Marlene Gasdia-Cochrane says
Thanks for your comment Zequek. Feel free to ask us about any other terminology in the metals analysis industry.
Daniel says
If you were to have a credit card sized piece of metal, what type of metal would it need to be made of to make it the hardest to bend? Asked another way, if you wanted to make the world’s strongest credit card, what metal would you make it out of so that even superman would struggle to bend it in half? Not concerned about how it would stand up to a bullet or other force, but specifically being as rigid as possible, if “rigid” is even the right word? Thanks
Marlene Gasdia-Cochrane, Editor says
Let’s ask our readers! Comment below.
Marc says
What about pins that ard attached to shackles they seem to be small in relation yo the loads they carry 72mm diameter and 50tonne wll at 6:1 safety.
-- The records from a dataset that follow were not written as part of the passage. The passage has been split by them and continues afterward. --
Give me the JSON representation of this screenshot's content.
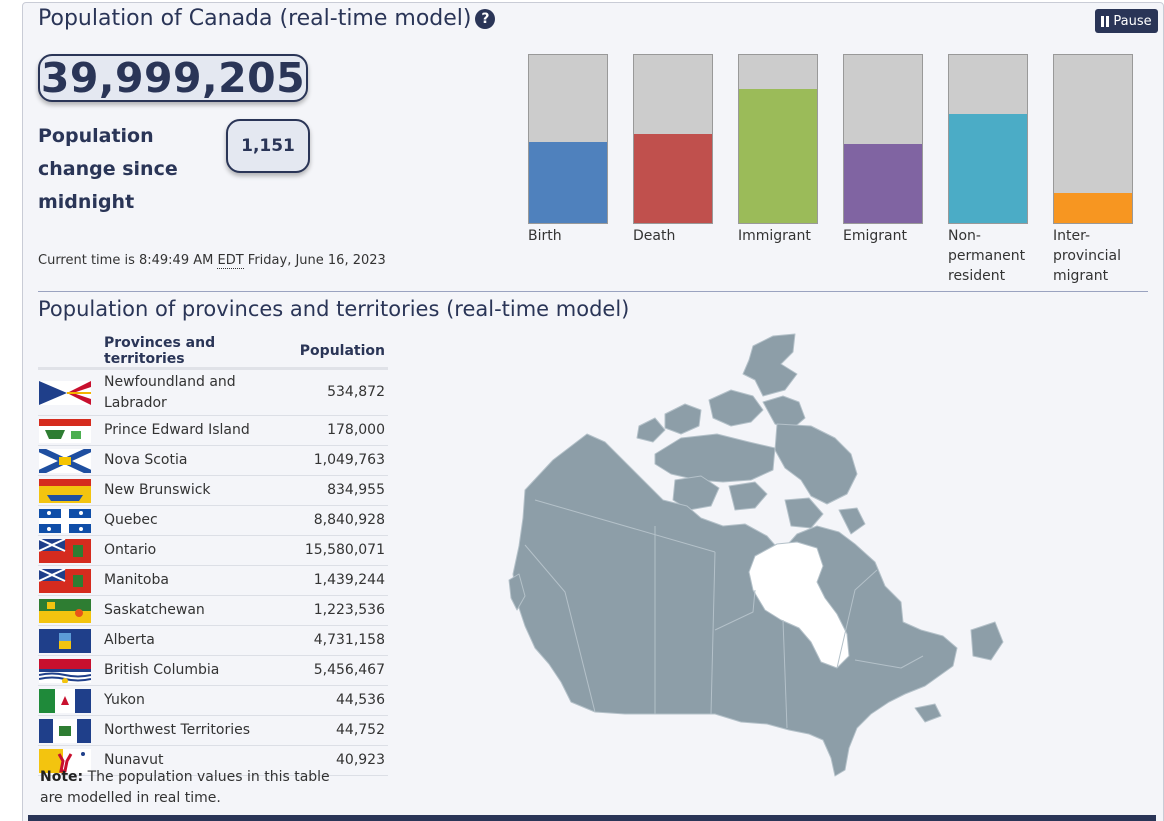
{
  "header": {
    "title": "Population of Canada (real-time model)",
    "help_glyph": "?",
    "pause_label": "Pause"
  },
  "population": {
    "total": "39,999,205",
    "change_label": "Population change since midnight",
    "change_value": "1,151"
  },
  "time": {
    "prefix": "Current time is 8:49:49 AM",
    "zone": "EDT",
    "date": "Friday, June 16, 2023"
  },
  "components": [
    {
      "label": "Birth",
      "level": 0.48,
      "color": "#4f81bd"
    },
    {
      "label": "Death",
      "level": 0.53,
      "color": "#c0504d"
    },
    {
      "label": "Immigrant",
      "level": 0.8,
      "color": "#9bbb59"
    },
    {
      "label": "Emigrant",
      "level": 0.47,
      "color": "#8064a2"
    },
    {
      "label": "Non-permanent resident",
      "level": 0.65,
      "color": "#4bacc6"
    },
    {
      "label": "Inter-provincial migrant",
      "level": 0.18,
      "color": "#f79621"
    }
  ],
  "provinces": {
    "title": "Population of provinces and territories (real-time model)",
    "col_name": "Provinces and territories",
    "col_pop": "Population",
    "rows": [
      {
        "name": "Newfoundland and Labrador",
        "population": "534,872",
        "flag": "newfoundland-flag-icon"
      },
      {
        "name": "Prince Edward Island",
        "population": "178,000",
        "flag": "pei-flag-icon"
      },
      {
        "name": "Nova Scotia",
        "population": "1,049,763",
        "flag": "nova-scotia-flag-icon"
      },
      {
        "name": "New Brunswick",
        "population": "834,955",
        "flag": "new-brunswick-flag-icon"
      },
      {
        "name": "Quebec",
        "population": "8,840,928",
        "flag": "quebec-flag-icon"
      },
      {
        "name": "Ontario",
        "population": "15,580,071",
        "flag": "ontario-flag-icon"
      },
      {
        "name": "Manitoba",
        "population": "1,439,244",
        "flag": "manitoba-flag-icon"
      },
      {
        "name": "Saskatchewan",
        "population": "1,223,536",
        "flag": "saskatchewan-flag-icon"
      },
      {
        "name": "Alberta",
        "population": "4,731,158",
        "flag": "alberta-flag-icon"
      },
      {
        "name": "British Columbia",
        "population": "5,456,467",
        "flag": "british-columbia-flag-icon"
      },
      {
        "name": "Yukon",
        "population": "44,536",
        "flag": "yukon-flag-icon"
      },
      {
        "name": "Northwest Territories",
        "population": "44,752",
        "flag": "nwt-flag-icon"
      },
      {
        "name": "Nunavut",
        "population": "40,923",
        "flag": "nunavut-flag-icon"
      }
    ],
    "note_label": "Note:",
    "note_text": "The population values in this table are modelled in real time."
  },
  "map": {
    "icon": "canada-map",
    "color": "#8d9ea8",
    "border_color": "#b4c1c9"
  }
}
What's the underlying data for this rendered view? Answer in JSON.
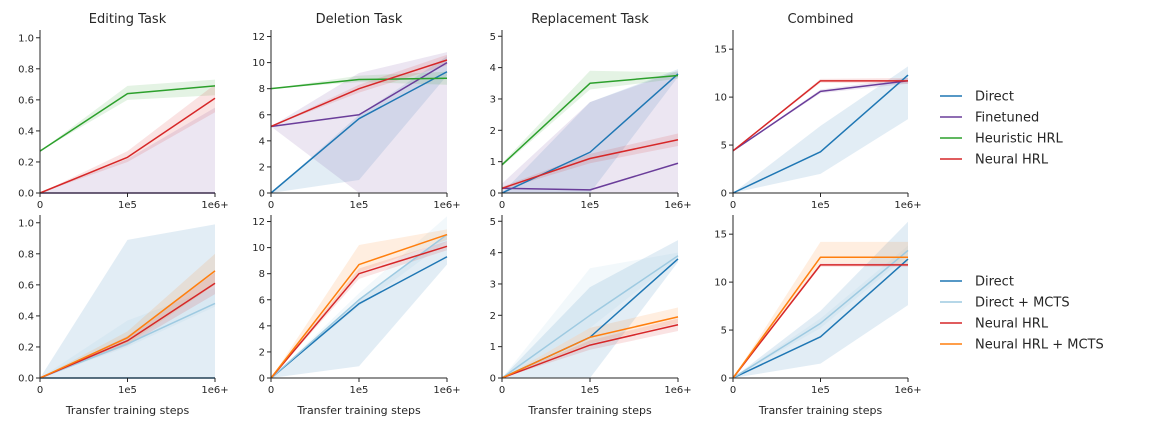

That must be reall tough steel.what would the metal be in those pins
Marlene Gasdia-Cochrane says
The pins would have to be analyzed with an XRF analyzer to know the content, but you might be interested in this article which talks about small metal fasteners:
XRF Provides Quality Assurance of Critical Fasteners
Greta James says
Thank you for informing me that stiffness is how well a shape holds that shape after pressure is applied. My brother is thinking of building a large metal barn that would hold hay for the horses. It needs to be pretty strong so that it can withstand high winds. We will have to look into aluminum sheets that would fit the job!
Alice Carroll says
It’s interesting to learn that stiffness pertains to a metal’s resilience to bending. I’ve been slowly building up my own workshop recently since I’ve gotten the hang of machining as a hobby. Having a good stock of stainless steel fasteners on hand at all times will make sure that my creations would be as durable as possible by reinforcing weak points and making them resistant to bending.
Darrien Hansen says
I didn’t realize that some types of metals are especially sturdy since they contain copper. My brother is interested in hanging some wall art outside of the bakery he plans on opening next month, but he needs to make sure that the material is sturdy since he lives near an area that experiences frequent storms. He should think about hiring a copper cutting service to help him.
JRRT says
It is, unfortunately, a great deal more complicated than this. Copper is resistant to certain things – some kinds of corrosion and it bends before it breaks, but, but many copper alloys are soft enough that large, thin, sheet metal sections could be bent out of shape in a high wind, and some of them are weak enough that I personally would worry about it coming apart in a serious storm unless designed carefully, but I live where there are hurricanes, I admit. On the other hand, there are also high strength copper containing alloys, and ones both stiffer and harder than most aluminum alloys (and with superior corrosion resistance to the high strength aluminum alloys). It is really something that it’s a good idea to research a bit before starting a project. You can find pretty good info on the internet now.